With vandals targeting ‘problematic’ statues across the US, a crowd in Madison, Wisconsin vented their fury on an unlikely target: A memorial to Hans Christian Heg, an immigrant who died fighting against the Confederacy.
Born in Norway in 1829, Heg arrived in the US 11 years later. He later joined the Republican Party and became known as an anti-slavery activist, as well as the leader of an anti-slave catcher militia. Fighting for the Union during the civil war, Heg was fatally wounded at the Battle of Chickamauga, and had a statue erected in his honor in 1924.

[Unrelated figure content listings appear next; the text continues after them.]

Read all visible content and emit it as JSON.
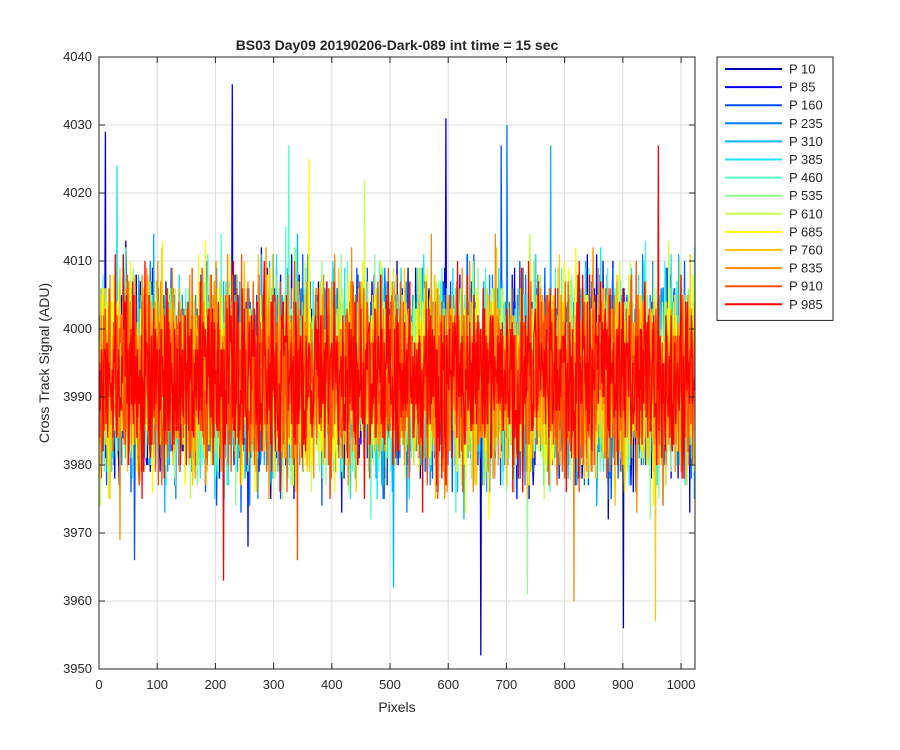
{
  "chart_data": {
    "type": "line",
    "title": "BS03 Day09 20190206-Dark-089 int time = 15 sec",
    "xlabel": "Pixels",
    "ylabel": "Cross Track Signal (ADU)",
    "xlim": [
      0,
      1024
    ],
    "ylim": [
      3950,
      4040
    ],
    "x_ticks": [
      0,
      100,
      200,
      300,
      400,
      500,
      600,
      700,
      800,
      900,
      1000
    ],
    "y_ticks": [
      3950,
      3960,
      3970,
      3980,
      3990,
      4000,
      4010,
      4020,
      4030,
      4040
    ],
    "grid": true,
    "legend_position": "outside-top-right",
    "x_points": 1024,
    "series": [
      {
        "name": "P 10",
        "color": "#0000b0",
        "mean": 3993,
        "sd": 7,
        "peaks": [
          [
            10,
            4029
          ],
          [
            598,
            3996
          ],
          [
            655,
            3952
          ],
          [
            900,
            3956
          ]
        ]
      },
      {
        "name": "P 85",
        "color": "#0000ff",
        "mean": 3993,
        "sd": 7,
        "peaks": [
          [
            228,
            4036
          ],
          [
            255,
            3968
          ],
          [
            595,
            4031
          ]
        ]
      },
      {
        "name": "P 160",
        "color": "#0050ff",
        "mean": 3993,
        "sd": 7,
        "peaks": [
          [
            60,
            3966
          ],
          [
            690,
            4027
          ]
        ]
      },
      {
        "name": "P 235",
        "color": "#0080ff",
        "mean": 3993,
        "sd": 7,
        "peaks": [
          [
            700,
            4030
          ]
        ]
      },
      {
        "name": "P 310",
        "color": "#00b4ff",
        "mean": 3993,
        "sd": 7,
        "peaks": [
          [
            505,
            3962
          ],
          [
            775,
            4027
          ]
        ]
      },
      {
        "name": "P 385",
        "color": "#19e6f0",
        "mean": 3993,
        "sd": 7,
        "peaks": [
          [
            30,
            4024
          ]
        ]
      },
      {
        "name": "P 460",
        "color": "#50ffc8",
        "mean": 3993,
        "sd": 7,
        "peaks": [
          [
            325,
            4027
          ]
        ]
      },
      {
        "name": "P 535",
        "color": "#8cff8c",
        "mean": 3993,
        "sd": 7,
        "peaks": [
          [
            735,
            3961
          ]
        ]
      },
      {
        "name": "P 610",
        "color": "#c8ff50",
        "mean": 3993,
        "sd": 7,
        "peaks": [
          [
            455,
            4022
          ]
        ]
      },
      {
        "name": "P 685",
        "color": "#ffff00",
        "mean": 3993,
        "sd": 7,
        "peaks": [
          [
            360,
            4025
          ]
        ]
      },
      {
        "name": "P 760",
        "color": "#ffc800",
        "mean": 3993,
        "sd": 7,
        "peaks": [
          [
            955,
            3957
          ]
        ]
      },
      {
        "name": "P 835",
        "color": "#ff8c00",
        "mean": 3993,
        "sd": 7,
        "peaks": [
          [
            35,
            3969
          ],
          [
            815,
            3960
          ]
        ]
      },
      {
        "name": "P 910",
        "color": "#ff5000",
        "mean": 3993,
        "sd": 7,
        "peaks": [
          [
            340,
            3966
          ]
        ]
      },
      {
        "name": "P 985",
        "color": "#ff0000",
        "mean": 3993,
        "sd": 6.5,
        "peaks": [
          [
            960,
            4027
          ],
          [
            213,
            3963
          ]
        ]
      }
    ]
  }
}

That same statue was lashed with chains and torn down by rioters on Tuesday night. After it came crashing to the ground, the figure was unceremoniously rolled to a nearby lake and dumped, as the crowd cheered.
The city’s ‘Lady Forward’ statue was also toppled and dumped. Intended to symbolize the virtues of “devotion and progress,” the piece was a 1990s replica of a monument standing since 1895.
The unrest in Madison kicked off when police arrested a black man who’d brought a baseball bat into a restaurant in the area earlier that day. As crowds clamored for the man’s release, the violence was not just aimed at inanimate objects: Democratic state Senator Tim Carpenter was attacked when he attempted to take a photo of the protests. Carpenter told the Milwaukee Journal-Sentinel that he was punched numerous times and kicked in the head.
Rioters also smashed storefronts, set fires, vandalized cars, and, in one case, beat up a passerby, seemingly at random.
In the month of protests and riots that followed the death in Minneapolis of George Floyd, monuments to slave-owning politicians and Confederate war heroes have been pulled down across the country. Though President Donald Trump has threatened the vandals with tough jail sentences, the destruction has been endorsed by prominent left-wing pundits and journalists.
However, in their rush, the mobs have chosen some puzzling monuments for removal, among them a statue of President Ulysses S. Grant in San Francisco. Despite Grant’s role in ending slavery and his prosecution of the Ku Klux Klan, Grant came crashing down last week. Another abolitionist, Matthias Baldwin, had his likeness defaced in Philadelphia, while protesters in Boston vandalized a memorial to African-American soldiers in the Civil War. Even more confusingly, activists in Austin, Texas, attacked a statue of blues musician Stevie Ray Vaughan.